Third, the company goes bust, we have seen this and it is still happening, but with timeshare, there always tends to be another company to step in and operate the “club”. Azure liquidation in Malta is a good point. So are you going to receive the goods and service?
Simple examples I know, the same is true for Section 75 claims against the finance company, BPF and the FCA routinely reject these claims, we have visited this area previously.
In the cases against the finance companies, the vast majority are linked to their court case as the loan was brokered by the sales staff, certain aspects are, to say the least, dubious. BPF and the FCA have always asked for “Court Judgements” of the case, as they are not named in the case which is a separate issue, they deny responsibility. So begins the long road to appeals with the FOS.
So using Section 75 is not the easy solution that it is made out to be, it is fraught with rejections, appeals and counter appeals, taking up a lot of time and effort and can take several years, but I hear you say it’s on a “no win, no fee” basis. Is it?
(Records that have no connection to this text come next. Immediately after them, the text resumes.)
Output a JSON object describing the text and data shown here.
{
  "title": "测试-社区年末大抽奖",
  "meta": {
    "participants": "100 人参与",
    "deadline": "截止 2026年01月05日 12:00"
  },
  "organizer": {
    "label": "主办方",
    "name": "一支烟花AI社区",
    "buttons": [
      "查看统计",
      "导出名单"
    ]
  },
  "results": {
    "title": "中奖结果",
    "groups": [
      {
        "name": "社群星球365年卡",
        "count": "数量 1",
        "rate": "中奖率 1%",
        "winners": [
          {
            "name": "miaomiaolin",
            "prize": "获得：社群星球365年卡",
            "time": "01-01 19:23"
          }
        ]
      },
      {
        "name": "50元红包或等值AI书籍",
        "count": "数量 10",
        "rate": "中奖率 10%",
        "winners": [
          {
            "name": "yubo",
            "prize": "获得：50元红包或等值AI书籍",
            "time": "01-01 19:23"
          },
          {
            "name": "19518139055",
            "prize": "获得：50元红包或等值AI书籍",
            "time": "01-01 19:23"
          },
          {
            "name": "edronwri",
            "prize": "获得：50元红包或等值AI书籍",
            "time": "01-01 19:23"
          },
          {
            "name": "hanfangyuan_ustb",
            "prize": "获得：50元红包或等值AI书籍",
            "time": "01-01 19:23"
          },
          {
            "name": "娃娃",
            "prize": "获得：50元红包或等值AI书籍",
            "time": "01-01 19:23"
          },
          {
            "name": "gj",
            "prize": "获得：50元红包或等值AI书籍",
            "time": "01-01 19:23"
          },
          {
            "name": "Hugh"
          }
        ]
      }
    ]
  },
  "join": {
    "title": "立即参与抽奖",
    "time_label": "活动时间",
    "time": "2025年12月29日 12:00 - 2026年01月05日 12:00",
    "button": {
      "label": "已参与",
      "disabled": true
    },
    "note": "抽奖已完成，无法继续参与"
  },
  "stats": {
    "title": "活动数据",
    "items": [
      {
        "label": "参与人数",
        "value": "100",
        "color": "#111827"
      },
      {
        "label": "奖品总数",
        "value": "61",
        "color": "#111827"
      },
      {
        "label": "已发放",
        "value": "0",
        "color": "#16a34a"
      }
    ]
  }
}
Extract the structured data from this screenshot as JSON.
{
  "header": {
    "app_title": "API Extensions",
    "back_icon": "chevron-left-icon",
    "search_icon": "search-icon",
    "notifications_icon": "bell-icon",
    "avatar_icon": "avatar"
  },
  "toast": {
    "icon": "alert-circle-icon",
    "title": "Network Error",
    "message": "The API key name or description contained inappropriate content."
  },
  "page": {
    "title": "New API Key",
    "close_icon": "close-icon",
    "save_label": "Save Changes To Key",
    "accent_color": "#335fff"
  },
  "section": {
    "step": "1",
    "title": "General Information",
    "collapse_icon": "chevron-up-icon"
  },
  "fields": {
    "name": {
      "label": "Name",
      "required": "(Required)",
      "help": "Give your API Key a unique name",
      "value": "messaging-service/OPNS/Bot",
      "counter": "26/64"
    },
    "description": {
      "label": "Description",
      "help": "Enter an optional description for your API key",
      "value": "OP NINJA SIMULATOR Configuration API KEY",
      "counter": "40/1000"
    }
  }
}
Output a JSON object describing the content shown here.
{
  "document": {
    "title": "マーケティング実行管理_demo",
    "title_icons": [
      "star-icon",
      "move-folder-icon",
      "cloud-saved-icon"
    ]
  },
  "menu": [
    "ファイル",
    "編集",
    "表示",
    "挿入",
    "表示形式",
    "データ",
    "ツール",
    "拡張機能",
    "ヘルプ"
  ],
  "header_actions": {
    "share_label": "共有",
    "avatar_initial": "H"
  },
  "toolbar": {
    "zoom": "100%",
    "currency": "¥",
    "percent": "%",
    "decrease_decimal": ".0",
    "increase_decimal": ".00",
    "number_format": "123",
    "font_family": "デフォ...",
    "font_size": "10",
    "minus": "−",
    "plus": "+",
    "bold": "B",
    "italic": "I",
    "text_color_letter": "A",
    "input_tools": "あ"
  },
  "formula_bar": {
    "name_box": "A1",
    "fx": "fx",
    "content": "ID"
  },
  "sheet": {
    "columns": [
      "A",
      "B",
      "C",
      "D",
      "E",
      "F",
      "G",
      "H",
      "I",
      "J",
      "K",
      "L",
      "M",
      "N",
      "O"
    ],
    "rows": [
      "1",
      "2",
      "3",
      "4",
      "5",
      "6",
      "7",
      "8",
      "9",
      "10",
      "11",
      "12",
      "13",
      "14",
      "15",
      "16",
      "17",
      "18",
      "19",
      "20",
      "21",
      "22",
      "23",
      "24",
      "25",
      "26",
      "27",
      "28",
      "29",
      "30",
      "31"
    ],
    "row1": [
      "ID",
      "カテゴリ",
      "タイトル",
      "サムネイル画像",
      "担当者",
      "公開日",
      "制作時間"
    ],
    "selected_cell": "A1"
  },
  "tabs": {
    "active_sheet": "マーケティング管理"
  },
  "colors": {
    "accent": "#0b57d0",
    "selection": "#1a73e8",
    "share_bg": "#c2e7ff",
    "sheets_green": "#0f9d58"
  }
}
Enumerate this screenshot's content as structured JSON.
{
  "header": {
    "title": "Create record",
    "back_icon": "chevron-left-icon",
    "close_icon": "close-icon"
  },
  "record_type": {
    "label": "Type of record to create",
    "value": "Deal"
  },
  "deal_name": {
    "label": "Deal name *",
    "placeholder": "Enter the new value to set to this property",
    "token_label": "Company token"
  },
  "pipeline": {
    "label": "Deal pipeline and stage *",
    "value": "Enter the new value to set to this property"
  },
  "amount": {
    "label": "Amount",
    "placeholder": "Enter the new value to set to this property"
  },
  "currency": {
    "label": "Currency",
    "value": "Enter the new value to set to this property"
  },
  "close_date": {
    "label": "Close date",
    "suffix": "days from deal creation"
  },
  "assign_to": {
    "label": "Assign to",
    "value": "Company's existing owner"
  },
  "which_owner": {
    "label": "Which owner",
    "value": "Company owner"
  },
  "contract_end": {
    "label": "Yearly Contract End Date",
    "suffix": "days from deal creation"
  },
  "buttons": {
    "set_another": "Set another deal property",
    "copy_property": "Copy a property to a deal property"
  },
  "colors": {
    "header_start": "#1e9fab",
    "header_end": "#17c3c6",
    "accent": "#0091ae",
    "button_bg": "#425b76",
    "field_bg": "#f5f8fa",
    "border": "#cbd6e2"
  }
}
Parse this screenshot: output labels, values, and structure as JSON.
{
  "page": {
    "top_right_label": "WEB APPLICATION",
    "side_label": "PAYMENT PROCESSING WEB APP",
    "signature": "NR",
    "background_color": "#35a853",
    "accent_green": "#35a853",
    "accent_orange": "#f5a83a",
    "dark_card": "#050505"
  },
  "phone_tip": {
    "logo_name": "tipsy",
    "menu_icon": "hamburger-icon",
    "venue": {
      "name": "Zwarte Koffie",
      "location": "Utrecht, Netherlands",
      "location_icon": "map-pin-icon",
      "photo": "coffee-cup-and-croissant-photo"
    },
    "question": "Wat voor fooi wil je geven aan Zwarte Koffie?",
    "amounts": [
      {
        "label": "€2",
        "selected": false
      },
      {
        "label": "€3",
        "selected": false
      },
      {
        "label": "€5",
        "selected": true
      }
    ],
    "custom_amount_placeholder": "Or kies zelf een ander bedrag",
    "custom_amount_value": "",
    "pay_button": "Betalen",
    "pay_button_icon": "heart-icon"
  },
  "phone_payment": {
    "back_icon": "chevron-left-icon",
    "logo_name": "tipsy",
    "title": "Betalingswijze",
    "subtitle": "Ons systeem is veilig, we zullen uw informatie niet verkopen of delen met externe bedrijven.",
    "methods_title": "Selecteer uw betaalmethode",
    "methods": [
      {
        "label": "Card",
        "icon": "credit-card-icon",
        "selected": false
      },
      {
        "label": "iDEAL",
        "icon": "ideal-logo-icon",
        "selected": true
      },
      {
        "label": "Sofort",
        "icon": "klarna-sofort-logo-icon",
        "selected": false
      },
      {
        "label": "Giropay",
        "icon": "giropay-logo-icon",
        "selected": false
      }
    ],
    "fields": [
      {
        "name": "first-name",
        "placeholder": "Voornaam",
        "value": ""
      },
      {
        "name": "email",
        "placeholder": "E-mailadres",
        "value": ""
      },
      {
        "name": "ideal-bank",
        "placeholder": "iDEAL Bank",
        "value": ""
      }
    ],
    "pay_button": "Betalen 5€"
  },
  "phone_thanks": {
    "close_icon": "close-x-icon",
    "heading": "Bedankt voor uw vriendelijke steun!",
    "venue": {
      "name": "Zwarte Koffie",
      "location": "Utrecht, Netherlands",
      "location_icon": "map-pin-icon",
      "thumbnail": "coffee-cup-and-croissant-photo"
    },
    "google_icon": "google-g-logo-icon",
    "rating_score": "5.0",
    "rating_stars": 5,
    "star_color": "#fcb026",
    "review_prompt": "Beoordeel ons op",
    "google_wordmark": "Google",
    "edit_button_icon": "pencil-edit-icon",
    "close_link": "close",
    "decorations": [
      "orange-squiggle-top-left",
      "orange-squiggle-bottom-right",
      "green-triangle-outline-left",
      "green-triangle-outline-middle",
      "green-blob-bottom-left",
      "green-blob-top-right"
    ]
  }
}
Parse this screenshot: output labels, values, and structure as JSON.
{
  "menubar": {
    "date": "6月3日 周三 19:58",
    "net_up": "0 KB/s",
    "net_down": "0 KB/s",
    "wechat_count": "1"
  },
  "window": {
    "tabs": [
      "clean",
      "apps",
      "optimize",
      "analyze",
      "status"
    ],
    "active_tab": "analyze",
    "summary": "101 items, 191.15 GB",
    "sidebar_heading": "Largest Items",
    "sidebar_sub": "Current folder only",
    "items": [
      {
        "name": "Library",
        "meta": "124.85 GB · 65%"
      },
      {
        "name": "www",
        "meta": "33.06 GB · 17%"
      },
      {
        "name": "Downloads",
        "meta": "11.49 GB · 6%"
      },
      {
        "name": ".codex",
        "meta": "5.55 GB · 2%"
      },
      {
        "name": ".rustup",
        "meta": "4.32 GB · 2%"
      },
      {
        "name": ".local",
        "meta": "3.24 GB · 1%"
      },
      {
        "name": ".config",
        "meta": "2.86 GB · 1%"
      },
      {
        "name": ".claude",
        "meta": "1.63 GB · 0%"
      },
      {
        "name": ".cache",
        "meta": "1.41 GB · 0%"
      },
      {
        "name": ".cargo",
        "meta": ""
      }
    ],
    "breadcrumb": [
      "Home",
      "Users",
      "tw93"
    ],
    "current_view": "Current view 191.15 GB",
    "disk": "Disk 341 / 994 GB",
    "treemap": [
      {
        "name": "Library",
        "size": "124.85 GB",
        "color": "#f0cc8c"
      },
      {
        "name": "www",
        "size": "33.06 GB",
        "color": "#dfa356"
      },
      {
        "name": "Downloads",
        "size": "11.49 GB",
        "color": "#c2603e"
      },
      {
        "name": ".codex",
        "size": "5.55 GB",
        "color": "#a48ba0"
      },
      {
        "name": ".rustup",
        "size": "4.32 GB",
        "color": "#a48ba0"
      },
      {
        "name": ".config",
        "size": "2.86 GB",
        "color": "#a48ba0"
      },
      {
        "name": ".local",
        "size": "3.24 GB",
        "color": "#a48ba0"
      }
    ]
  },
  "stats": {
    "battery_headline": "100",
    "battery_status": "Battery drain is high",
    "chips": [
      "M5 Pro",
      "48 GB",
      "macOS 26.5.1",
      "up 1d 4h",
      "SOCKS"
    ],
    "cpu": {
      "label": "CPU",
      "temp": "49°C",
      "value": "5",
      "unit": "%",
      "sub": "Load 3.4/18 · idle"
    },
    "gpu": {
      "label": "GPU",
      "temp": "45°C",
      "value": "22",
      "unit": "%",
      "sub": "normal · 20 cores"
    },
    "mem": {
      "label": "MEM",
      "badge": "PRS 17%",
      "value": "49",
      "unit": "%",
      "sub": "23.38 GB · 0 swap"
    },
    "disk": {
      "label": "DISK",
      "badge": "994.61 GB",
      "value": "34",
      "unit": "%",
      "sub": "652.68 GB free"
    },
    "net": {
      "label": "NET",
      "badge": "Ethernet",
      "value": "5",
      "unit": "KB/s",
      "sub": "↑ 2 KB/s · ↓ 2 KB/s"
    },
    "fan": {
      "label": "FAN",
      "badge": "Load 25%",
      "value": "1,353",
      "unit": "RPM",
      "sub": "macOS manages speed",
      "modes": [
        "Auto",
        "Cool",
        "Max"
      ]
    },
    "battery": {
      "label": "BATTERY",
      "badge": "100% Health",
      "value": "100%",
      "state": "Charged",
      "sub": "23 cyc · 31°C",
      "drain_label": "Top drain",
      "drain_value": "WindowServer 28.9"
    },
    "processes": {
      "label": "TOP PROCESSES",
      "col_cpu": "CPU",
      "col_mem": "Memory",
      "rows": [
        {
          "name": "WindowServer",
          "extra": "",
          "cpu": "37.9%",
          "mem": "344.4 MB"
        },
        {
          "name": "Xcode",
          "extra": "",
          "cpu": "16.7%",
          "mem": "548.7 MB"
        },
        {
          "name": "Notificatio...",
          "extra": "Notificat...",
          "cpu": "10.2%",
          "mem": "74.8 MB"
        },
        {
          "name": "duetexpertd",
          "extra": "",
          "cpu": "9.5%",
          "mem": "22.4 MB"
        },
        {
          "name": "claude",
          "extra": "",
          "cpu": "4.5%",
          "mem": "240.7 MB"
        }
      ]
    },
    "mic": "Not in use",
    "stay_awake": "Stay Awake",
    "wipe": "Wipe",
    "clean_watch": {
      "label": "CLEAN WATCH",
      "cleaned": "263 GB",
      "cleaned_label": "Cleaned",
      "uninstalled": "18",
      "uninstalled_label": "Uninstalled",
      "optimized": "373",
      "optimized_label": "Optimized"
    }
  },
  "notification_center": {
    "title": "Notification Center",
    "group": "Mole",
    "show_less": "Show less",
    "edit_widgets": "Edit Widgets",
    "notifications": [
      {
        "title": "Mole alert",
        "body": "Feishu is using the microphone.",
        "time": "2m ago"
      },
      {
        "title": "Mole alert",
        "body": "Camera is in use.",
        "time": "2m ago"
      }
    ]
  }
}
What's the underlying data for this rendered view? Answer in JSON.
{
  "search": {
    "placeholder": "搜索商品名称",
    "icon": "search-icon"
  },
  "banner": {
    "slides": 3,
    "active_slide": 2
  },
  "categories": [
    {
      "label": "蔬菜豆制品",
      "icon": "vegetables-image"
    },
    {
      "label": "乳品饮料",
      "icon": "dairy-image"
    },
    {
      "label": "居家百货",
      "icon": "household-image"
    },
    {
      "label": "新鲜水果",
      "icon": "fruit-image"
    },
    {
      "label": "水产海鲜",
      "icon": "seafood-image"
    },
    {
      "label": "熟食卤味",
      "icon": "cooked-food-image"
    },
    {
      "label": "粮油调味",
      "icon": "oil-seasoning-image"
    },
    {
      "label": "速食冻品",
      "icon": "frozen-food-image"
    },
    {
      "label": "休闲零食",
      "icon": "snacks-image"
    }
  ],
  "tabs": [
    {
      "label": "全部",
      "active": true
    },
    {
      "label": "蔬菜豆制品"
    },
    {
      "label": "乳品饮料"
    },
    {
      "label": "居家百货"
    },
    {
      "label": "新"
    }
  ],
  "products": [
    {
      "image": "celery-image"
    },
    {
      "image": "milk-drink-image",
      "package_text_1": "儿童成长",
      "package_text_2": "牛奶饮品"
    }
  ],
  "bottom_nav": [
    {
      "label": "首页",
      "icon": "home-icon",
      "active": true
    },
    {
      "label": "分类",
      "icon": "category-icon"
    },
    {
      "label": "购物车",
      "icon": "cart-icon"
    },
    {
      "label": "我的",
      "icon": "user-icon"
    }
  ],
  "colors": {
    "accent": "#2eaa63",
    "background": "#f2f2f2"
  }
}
In order for you to get the “no win, no fee claim”, the package will include your “exit”, which you will pay for in advance, even if you say that you got rid of yours years ago. The answer is always the same, no you didn’t, you were not legally relinquished.
Another part of the Credit Consumer Act 1974 is little known, Sections 140A & 140B, which covers “unfair relationship”. At first glance it looks like it could be a very good route, after all, you can’t get a relationship any more unfair than a timeshare salesman also selling the finance?
This particular section of the CCA appears to have to become more popular by many cold callers, again as above on a no win no fee basis, with mention of a lawyer working on your case for the exit and the claim. Now, this is where you will need to be careful with what you are told.
Sections 140A & 140B from our research are primarily used in court, which requires a trial to determine if the case does fall under “unfair relationship”, unlike Section 75.
During a quick search on this subject the following links were found, both very clearly show that this area is not simple and is unlikely to resolve your case quickly. The second of the two links explain the situation very well and includes references to other cases.
https://www.25canadasquarechambers.co.uk/media/1161/ji-s140-article-sep-2021.pdf
Link to legislation
https://www.legislation.gov.uk/ukpga/1974/39/section/140A
Just from this information alone, you can see this is a specialised field with probably few law firms with the capacity to succeed, just like timeshare litigation. It is not going to be quick and it is certainly not going to be cheap.
So ask yourself:
- How can they do this on a “no win, no fee basis”?
- Is the lawyer registered to bring cases such as this in the UK?
- Are the firm and lawyer experienced and competent in this field?
- Can they show any case evidence (publicly available not just client testimonials)?
Just some of the questions you should be asking when looking into this area of timeshare, don’t go by the flash websites with all the accreditations by regulatory bodies, many of these are purchased with membership to that particular organisation. The fakes will add them to their websites anyway.
These are all options that are open to you, it is just a matter of who you choose to do it all for you, not an easy task, but we hope we have got you thinking.
If you have any comments on this or any article, please place them on the relevant article, for enquiries and personal questions please use the contact page.
Jeanie Fitch
I’m after some advise about relinquishing my timeshare. I have paid ECC and M1 Legal money to legally end my timeshare etc. Are they a legitimate company? I have several calls from “Fraud Advisory”, informing that they are know “scammers” and that I need to contact my bank and raise a section 75.
Help! You just don’t know who to believe. I need URGENT advise please.
Timeshare Insider
Fraud Advisory is most definately a scam operation, try searching the name. ECC & M1 Legal are legitimate, M1 Legal has many successful cases under their belt. A full email has been sent.